Nusaybin MÖ 131 yılında, merkezleri Urfa şehri olan Abgarlar hükümranlığı altına girdi. Bu krallık MS 249 yılına kadar devam etmiştir. İlk zamanlarda Nusaybin`i sınırlarına dahil eden Abgar Beyliği, Ermeni baskısına dayanamayarak, şehri Tigran`a bağlı güçlere terk etmek zorunda kalmıştır. Hıristiyanlık yayılmaya başlarken, İsa`nın seçtiği 72 müjdeciden biri olan Mar Aday, Urfa`nın putperestlikten Hıristiyanlığa geçmesini sağladıktan sonra Nusaybin`e geçmiş ve Hıristiyanlığı burada da neşretmiştir. Daha sonra Mar Aday, kendi öğrencilerinden olan Mar Mari`yi Nusaybin`e göndermiş ve burada Hıristiyanlık inancının gelişmesini sağlamıştır.
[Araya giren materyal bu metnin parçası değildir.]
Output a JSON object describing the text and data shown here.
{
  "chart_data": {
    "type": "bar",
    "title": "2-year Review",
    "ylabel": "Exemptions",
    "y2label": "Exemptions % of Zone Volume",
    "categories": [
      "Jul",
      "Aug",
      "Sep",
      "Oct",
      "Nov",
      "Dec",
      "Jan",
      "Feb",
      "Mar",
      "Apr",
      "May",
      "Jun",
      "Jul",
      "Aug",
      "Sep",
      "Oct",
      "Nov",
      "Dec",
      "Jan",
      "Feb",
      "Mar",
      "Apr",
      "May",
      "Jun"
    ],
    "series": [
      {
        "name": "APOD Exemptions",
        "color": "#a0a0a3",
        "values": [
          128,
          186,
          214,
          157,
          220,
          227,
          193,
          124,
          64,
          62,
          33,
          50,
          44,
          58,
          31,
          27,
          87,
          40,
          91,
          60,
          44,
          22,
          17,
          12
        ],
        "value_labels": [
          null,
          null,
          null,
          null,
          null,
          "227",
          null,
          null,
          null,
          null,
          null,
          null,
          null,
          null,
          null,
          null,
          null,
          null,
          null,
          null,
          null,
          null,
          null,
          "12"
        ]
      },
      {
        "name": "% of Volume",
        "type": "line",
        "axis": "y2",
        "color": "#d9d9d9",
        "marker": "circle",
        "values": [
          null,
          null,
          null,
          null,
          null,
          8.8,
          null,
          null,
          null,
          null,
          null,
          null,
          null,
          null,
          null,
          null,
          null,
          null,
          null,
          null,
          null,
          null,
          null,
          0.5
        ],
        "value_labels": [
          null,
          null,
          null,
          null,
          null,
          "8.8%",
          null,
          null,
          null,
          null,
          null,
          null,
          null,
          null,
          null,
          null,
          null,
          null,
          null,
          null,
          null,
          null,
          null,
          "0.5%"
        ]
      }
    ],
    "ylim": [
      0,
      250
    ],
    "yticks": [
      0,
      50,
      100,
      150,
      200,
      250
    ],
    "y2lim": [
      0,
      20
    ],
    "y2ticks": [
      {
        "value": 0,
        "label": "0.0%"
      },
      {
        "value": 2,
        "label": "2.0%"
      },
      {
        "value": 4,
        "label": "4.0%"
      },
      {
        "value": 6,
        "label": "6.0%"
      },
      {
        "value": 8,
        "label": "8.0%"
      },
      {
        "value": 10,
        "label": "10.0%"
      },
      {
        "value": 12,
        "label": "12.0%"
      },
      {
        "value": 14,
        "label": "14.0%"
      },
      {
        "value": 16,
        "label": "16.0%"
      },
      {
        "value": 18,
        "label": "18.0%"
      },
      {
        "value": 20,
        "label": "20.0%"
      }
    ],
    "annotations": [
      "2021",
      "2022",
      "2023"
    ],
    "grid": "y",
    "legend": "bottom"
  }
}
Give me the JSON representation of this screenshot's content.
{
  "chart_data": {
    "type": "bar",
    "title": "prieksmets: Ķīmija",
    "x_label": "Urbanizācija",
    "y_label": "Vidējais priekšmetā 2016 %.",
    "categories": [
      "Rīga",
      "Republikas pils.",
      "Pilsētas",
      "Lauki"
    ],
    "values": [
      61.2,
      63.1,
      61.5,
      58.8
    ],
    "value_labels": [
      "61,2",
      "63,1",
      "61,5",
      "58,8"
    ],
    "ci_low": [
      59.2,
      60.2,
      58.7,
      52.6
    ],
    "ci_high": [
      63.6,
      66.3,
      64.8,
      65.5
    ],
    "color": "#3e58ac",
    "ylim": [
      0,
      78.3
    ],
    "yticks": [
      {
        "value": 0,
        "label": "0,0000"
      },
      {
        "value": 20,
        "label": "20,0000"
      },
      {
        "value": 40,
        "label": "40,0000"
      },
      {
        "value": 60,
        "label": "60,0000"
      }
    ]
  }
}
Abgar Beyliği`nin Arami kökenli halkı MS 38`de yeryüzünün ilk Hıristiyanları olarak putperestliği terk ettiler. Nusaybin ve çevresinde ise MS 150 yıllarından sonra Tanrılara adanmış tapınakların üzerine kiliseler ve manastırlar inşa edildimeye başlandı.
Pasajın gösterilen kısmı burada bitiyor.